Damon Hill has changed his mind yet again on the controversial issue of Bahrain’s return to Formula One later this month.
Amid the debate about the island Kingdom’s return to the calendar in the wake of the cancelled 2011 event, the 1996 world champion said initially: “F1 must align itself with progression, not repression”. But he changed his tune after travelling with FIA president Jean Todt to Bahrain, insisting the situation on the ground had changed since the 2011 protests.
“The grand prix is of huge economic importance to Bahrain. You’d almost be putting an economic sanction on Bahrain by pulling the race,” said Hill.
But the Briton has now changed his mind again, apparently after the latest reports of violence on the streets and the reaction in the international media.
Hill is quoted by the Guardian newspaper: “It would be a bad state of affairs, and bad for Formula One, to be seen to be enforcing martial law in order to hold the race. Looking at it today you’d have to say that (the race) could be creating more problems than it’s solving.”
The former Williams driver is scheduled to attend this month’s Bahrain grand prix as a television analyst, but Hill brushed aside any thoughts about his lucrative contract with the British broadcaster Sky.
“Some things are more important than contracts.”
He also expressed misgivings about a recent media briefing in London, in which Bernie Ecclestone and team bosses stood with the Bahrain organisers and insisted the race is going ahead despite the continuing controversy.

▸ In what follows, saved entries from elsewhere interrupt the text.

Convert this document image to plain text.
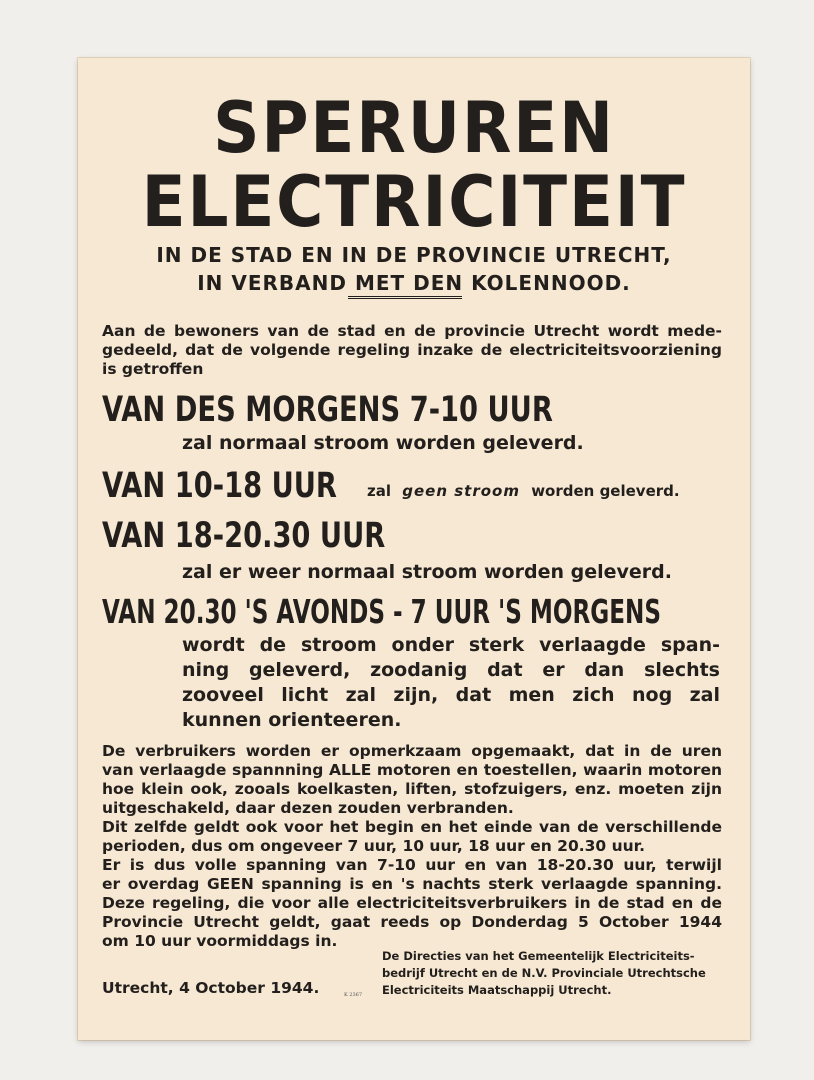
SPERUREN
ELECTRICITEIT
IN DE STAD EN IN DE PROVINCIE UTRECHT,
IN VERBAND MET DEN KOLENNOOD.
Aan de bewoners van de stad en de provincie Utrecht wordt mede-
gedeeld, dat de volgende regeling inzake de electriciteitsvoorziening
is getroffen
VAN DES MORGENS 7-10 UUR
zal normaal stroom worden geleverd.
VAN 10-18 UUR zal geen stroom worden geleverd.
VAN 18-20.30 UUR
zal er weer normaal stroom worden geleverd.
VAN 20.30 'S AVONDS - 7 UUR 'S MORGENS
wordt de stroom onder sterk verlaagde span-
ning geleverd, zoodanig dat er dan slechts
zooveel licht zal zijn, dat men zich nog zal
kunnen orienteeren.
De verbruikers worden er opmerkzaam opgemaakt, dat in de uren
van verlaagde spannning ALLE motoren en toestellen, waarin motoren
hoe klein ook, zooals koelkasten, liften, stofzuigers, enz. moeten zijn
uitgeschakeld, daar dezen zouden verbranden.
Dit zelfde geldt ook voor het begin en het einde van de verschillende
perioden, dus om ongeveer 7 uur, 10 uur, 18 uur en 20.30 uur.
Er is dus volle spanning van 7-10 uur en van 18-20.30 uur, terwijl
er overdag GEEN spanning is en 's nachts sterk verlaagde spanning.
Deze regeling, die voor alle electriciteitsverbruikers in de stad en de
Provincie Utrecht geldt, gaat reeds op Donderdag 5 October 1944
om 10 uur voormiddags in.
Utrecht, 4 October 1944.	K 2367
De Directies van het Gemeentelijk Electriciteits-
bedrijf Utrecht en de N.V. Provinciale Utrechtsche
Electriciteits Maatschappij Utrecht.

Damon said that event was “troubling insofar as it tried to represent the rioting in Bahrain as the result of bad press reporting and as a ‘youth’ issue.
“I hope the FIA are considering the implications of this fully and that events in Bahrain are not seen as they are often sold, as a bunch of yobs throwing molotov cocktails, because that’s a gross simplification.”
Writing in O Estado de S.Paulo newspaper, Brazilian correspondent Livio Oricchio admitted he thinks it would be “almost reckless” for F1 to travel to Bahrain this month.
“At Sepang,” he wrote, “many team members were very concerned. They said their insurance companies had expressed concern about going to an Arab country in a belligerent state.
“Personally, I don’t think we will be attacked, but it is the goal of the protesters to do anything so that the grand prix is not run.
“The Arab Spring is very much alive in this small country in the Persian Gulf,” he admitted.